As expected, impedance was inversely proportional to the electrode surface area — i.e., the number of active contacts—supporting that the contacts were properly programmed and linked to the appropriate bus line. Figure 6B summarizes impedance values at 1 kHz, the frequency most commonly used to report impedances of clinical DBS devices. At 1 kHz, a single contact has an impedance of ∼180 kΩ, yielding an effective electrode impedance of ∼180 kΩ divided by the number of constitutive contacts. Thus, an electrode comprising 90 contacts has a surface area of ∼2.0 mm² and an impedance of ∼2.0 kΩ, matching (to within a few percent) the corresponding parameters of clinically approved directional electrodes (Butson et al., 2006; Rebelo et al., 2018).

Finally, the field-testing experiment from Figure 4C was performed on one chip to validate stimulation fields generated from two simultaneously active bus lines (Figure 6C). Two groups of 48 contacts on each half of the chip were tied to one of the two bus lines. In the two conditions tested, either bus line A was greater than bus line B, or vice versa. The voltage probe, traveling in a 20 mm × 10 mm grid in front of the stimulation electrodes, recorded a shift in the peak voltage based on which side of the μDBS lead was tied to the larger amplitude bus line (p < 0.00001, two-sample t-test). Although our experimental configuration did not allow for a comprehensive mapping of the voltage field, these results demonstrate that the distinct electrodes on opposite sides of a μDBS chip are capable of properly stimulating with separate voltage signals.

Computational Experiment

Our final experiment demonstrates a possible advantage to a multiresolution device like the μDBS. We modeled individual axons in NEURON responding to voltage fields generated via μDBS electrodes as simulated in SCIRun. Initial electrodes were modeled as 9 vertically stacked contacts, or a 1.47 mm electrode height, to approximate the extent of standard cylindrical DBS electrodes. Modeling axons of three diameters—2.0, 5.7, and 10.0 μm—running parallel to the electrode, we positioned each fiber to its threshold distance at which a −1 V stimulation elicited an action potential. We then varied the number of active contacts within the electrode from 1 to 36, and determined the threshold voltage at which each axon fired (Figure 7).

FIGURE 7

Figure 7. (A) Multicompartment axon models were run with diameters of 2.0, 5,7, and 10.0 μm in response to stimulation from 1 to 36 contacts on the μDBS. (B) Maximum activation distance (mm) for each fiber size based on electrode size at –1 V (top) and –3 V (bottom). Large-diameter fibers can be activated at greater distances away from the electrode. For smaller diameter fibers, larger electrode sizes reduce activation spread. (C) Firing threshold was normalized to –1 V amplitude at 9 contacts on, which is approximately the height of classic DBS contact of 1.5 mm. A multi-resolution device may be useful to target different diameter fibers; as shown in the right panel, smaller contacts activate small diameter fibers at 65.75% efficiency over 5.7 μm fibers, and require about 113.1% additional voltage to activate the same 10.0 μm fibers. Larger contact sizes preferentially activate large diameter fibers, with about 50% lower thresholds relative to 5.7 μm fibers.

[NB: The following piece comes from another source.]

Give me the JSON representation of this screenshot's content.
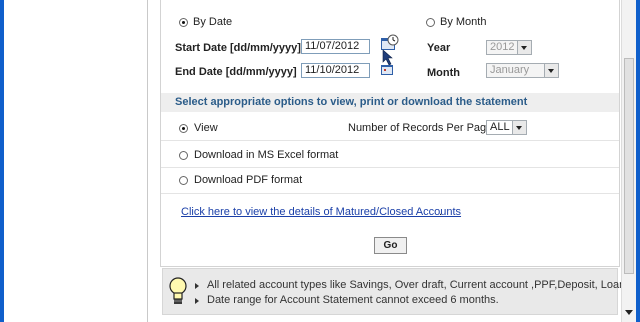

The distance from the electrode surface at which larger axons can be activated is greater than the activation distance for smaller axons for all electrode sizes. Initially, as the electrode size increases, activation spread increases, however, for smaller diameter fibers the extent of activation reduces as electrode size continues to increase, especially with 2.0 μm fibers. When considering relative activation across different fiber sizes, smaller electrodes preferentially excited smaller axons. In the extreme case of a single-contact electrode (i.e., 150 μm), 2.0 μm fibers were activated at 66 and 58% of the 5.7 and 10.0 μm fiber thresholds, respectively (Figure 7C, right). Conversely, larger electrodes preferentially excited larger axons. In the extreme case of a 36-contact electrode (i.e., ∼6 mm), 10.0 μm fibers were activated at 50 and 36% of the 5.7 and 2.0 μm fiber thresholds, respectively. Thus, the ability to use smaller electrodes may open the therapeutic window by increasing the activation of small, nearby, and likely therapeutic fibers, while decreasing the activation of large, distant, and likely side-effect inducing ones.

Discussion

This manuscript discusses fabrication and testing of the μDBS device, a novel DBS lead with hundreds of individually controllable contacts. We proposed a novel approach to DBS lead design and assembly using silicon-based wafer technology that incorporates onboard circuitry capable of recruiting electrodes in essentially innumerable shapes, sizes, and configurations. A complete μDBS device is composed of four silicon chips, each with 216 contacts, assembled in a plus-shaped configuration (Figure 1B). The manuscript reports on validation tests on flat chips, of which four are needed for the full μDBS device. However, additional work is required to package the complete device and ensure its longevity in tissue and future tests must be conducted to quantify tissue damage during lead insertion to evaluate safety of this novel lead geometry. Assembly of the full μDBS device was not done in this manuscript, but we have previously shown mechanical stability in the 3D configuration (Willsie and Dorval, 2015b). For the chips tested, silicone was used to encase wirebonds and traces exposed on the PCB in the saline bath, but better packaging is necessary for chronic animal studies. In this manuscript, we have demonstrated feasibility of a novel DBS device design and have highlighted the benefits of leads that can stimulate through multiresolution electrodes.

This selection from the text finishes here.